The following problems are about conditional probability.
It is useful to represent events as certain closed sets of points on a plane (like a circle or a square or any other closed area of any, even irregular, shape).
Then a statement "event A has occurred" would be represented as "a point randomly thrown on a plane falls inside area A". The relationship "the occurrence of event B follows from the occurrence of event A" can be represented as an area A lying completely inside of area B. If a randomly thrown point falls inside A (that is, "event A has occurred"), it is automatically follows that this point is located inside B and event B can be considered as occurred.
A reminder about conditional probability of occurrence of event B if event A has occurred:
P(B|A) = P(B∩A)/P(A)
Graphically it can be represented as a big area Ω representing an entire sample space, areas A and B are inside it and intersect each other.

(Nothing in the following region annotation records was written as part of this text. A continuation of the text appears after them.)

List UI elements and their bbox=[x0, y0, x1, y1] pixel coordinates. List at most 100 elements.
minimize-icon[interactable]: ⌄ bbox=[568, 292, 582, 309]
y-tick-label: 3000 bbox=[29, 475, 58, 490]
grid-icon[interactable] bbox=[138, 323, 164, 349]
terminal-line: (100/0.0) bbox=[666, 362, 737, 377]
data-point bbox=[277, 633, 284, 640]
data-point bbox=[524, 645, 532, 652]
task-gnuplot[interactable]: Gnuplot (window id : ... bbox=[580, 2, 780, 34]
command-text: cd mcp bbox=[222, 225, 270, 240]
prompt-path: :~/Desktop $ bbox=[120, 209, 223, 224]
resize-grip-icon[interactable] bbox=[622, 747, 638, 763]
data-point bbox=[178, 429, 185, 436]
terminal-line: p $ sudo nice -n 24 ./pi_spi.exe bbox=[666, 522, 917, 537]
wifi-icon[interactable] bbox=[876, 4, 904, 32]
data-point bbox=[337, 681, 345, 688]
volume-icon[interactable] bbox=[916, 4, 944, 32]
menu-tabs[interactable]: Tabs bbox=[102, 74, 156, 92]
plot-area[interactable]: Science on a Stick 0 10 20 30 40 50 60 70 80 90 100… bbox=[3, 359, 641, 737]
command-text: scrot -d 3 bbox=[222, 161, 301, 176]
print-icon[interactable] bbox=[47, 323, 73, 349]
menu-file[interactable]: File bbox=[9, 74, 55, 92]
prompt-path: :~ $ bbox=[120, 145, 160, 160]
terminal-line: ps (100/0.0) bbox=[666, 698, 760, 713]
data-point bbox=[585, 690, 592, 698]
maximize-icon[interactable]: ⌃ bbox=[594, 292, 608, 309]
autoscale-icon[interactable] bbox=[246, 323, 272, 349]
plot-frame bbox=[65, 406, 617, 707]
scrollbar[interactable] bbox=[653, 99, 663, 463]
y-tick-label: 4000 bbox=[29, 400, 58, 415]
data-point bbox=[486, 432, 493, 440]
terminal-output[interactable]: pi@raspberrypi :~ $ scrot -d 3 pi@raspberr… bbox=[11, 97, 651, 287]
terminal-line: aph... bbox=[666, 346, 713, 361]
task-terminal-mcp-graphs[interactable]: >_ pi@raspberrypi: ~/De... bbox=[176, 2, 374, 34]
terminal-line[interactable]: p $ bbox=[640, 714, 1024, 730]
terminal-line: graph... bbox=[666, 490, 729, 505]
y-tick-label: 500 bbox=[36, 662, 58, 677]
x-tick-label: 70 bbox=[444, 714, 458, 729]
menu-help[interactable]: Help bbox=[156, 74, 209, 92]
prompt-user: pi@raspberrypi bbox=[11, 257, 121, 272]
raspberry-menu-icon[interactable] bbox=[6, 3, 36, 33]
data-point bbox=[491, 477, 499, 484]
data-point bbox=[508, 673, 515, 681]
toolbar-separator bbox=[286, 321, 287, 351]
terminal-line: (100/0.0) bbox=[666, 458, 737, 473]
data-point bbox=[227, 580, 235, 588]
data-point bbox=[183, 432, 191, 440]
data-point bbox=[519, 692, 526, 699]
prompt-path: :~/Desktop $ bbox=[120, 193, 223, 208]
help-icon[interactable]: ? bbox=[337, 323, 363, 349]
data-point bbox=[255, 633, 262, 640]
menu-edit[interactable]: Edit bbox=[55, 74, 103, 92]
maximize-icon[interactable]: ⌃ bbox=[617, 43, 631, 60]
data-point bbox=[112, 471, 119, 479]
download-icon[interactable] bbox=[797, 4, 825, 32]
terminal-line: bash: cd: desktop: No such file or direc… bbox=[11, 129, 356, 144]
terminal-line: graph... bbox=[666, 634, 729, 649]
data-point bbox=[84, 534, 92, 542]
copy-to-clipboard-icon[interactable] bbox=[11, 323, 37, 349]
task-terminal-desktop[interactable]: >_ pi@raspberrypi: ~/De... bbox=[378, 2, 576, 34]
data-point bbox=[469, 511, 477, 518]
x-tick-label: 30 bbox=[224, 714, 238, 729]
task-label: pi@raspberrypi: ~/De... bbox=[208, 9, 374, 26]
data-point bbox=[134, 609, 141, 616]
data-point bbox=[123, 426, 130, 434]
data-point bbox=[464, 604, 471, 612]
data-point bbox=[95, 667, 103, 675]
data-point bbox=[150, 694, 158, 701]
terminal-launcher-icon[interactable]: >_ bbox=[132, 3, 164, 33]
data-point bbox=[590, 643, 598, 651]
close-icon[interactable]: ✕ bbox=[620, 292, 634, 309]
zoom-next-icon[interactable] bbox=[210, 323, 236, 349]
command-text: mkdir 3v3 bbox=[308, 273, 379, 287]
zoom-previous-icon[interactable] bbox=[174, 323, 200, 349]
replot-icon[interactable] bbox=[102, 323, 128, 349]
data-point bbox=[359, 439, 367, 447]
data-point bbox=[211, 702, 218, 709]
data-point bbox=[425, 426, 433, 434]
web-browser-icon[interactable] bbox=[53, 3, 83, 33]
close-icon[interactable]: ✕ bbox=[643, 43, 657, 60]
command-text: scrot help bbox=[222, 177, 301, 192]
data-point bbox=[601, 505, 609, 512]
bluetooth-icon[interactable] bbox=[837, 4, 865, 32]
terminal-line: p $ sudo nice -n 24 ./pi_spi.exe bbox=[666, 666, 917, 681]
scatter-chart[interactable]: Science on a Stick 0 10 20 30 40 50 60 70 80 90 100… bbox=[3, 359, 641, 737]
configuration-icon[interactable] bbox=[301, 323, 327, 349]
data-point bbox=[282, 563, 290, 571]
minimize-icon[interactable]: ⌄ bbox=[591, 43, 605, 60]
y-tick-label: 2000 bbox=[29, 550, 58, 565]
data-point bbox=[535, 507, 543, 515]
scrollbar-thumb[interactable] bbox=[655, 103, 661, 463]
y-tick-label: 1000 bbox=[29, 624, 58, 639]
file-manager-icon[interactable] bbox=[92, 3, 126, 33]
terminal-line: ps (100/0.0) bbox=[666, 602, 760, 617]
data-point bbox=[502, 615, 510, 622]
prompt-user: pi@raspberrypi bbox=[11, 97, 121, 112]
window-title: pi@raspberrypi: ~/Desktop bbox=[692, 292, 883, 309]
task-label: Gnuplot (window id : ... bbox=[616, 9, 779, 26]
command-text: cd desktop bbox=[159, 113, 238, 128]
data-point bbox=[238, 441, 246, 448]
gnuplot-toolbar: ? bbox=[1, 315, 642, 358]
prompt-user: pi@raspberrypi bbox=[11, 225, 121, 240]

In this case independence between A and B would be represented if the ratio of the area of their intersection A∩B towards the area of A equals to the ratio of the area of B to the area of Ω.

Problem A

Event X follows from event Y. True or false?
(a) event X follows from event NOT Y;
(b) event NOT X follows from event Y;
(c) event NOT X follows from event NOT Y;
(d) event Y follows from event X;
(e) event Y follows from event NOT X;
(f) event NOT Y follows from event X;
(g) event NOT Y follows from event NOT X;

Answer:
(a) false; (b) false; (c) false;
(d) false; (e) false; (f) false;
(g) true.

Problem B

Event X follows from event Y and also follows from event Z. True or false?
(a) event X follows from event Y AND Z;
(b) event X follows from event Y OR Z;
(c) event NOT Y follows from event (NOT X) OR (NOT Z);
(d) event NOT Y follows from event NOT (X OR Z);
(e) event NOT (Y AND Z) follows from event NOT X;
(f) event NOT (Y OR Z) follows from event NOT X;

Answer:
(a) true; (b) true; (c) false;
(d) true; (e) true; (f) true;

Problem C

Events X and Y are mutually exclusive.
(a) Are events X and Y independent?
(b) Are events X and NOT Y independent?
(c) Are events NOT X and NOT Y independent?

Answer:
(a) No; (b) No; (c) No.

Problem D

Given a standard deck of 52 cards ranking from 2 to 10, Jack, Queen, King and Ace in four different suits Spades, Hearts, Diamonds and Clubs.
A random experiment consists of pulling one card out of this deck.
Consider the following events:
E1: A card that is a Queen is pulled;
E2: A card that belongs to a suit of Spades is pulled;
E3: A card that belongs to a suit of Spades or Hearts is pulled;
E4: A Queen of Hearts is pulled;
(a) Are events E1 and E2 independent?
(b) Are events E1 and E3 independent?
(c) Are events E1 and E4 independent?

Answer:
(a) Yes; (b) Yes; (c) No;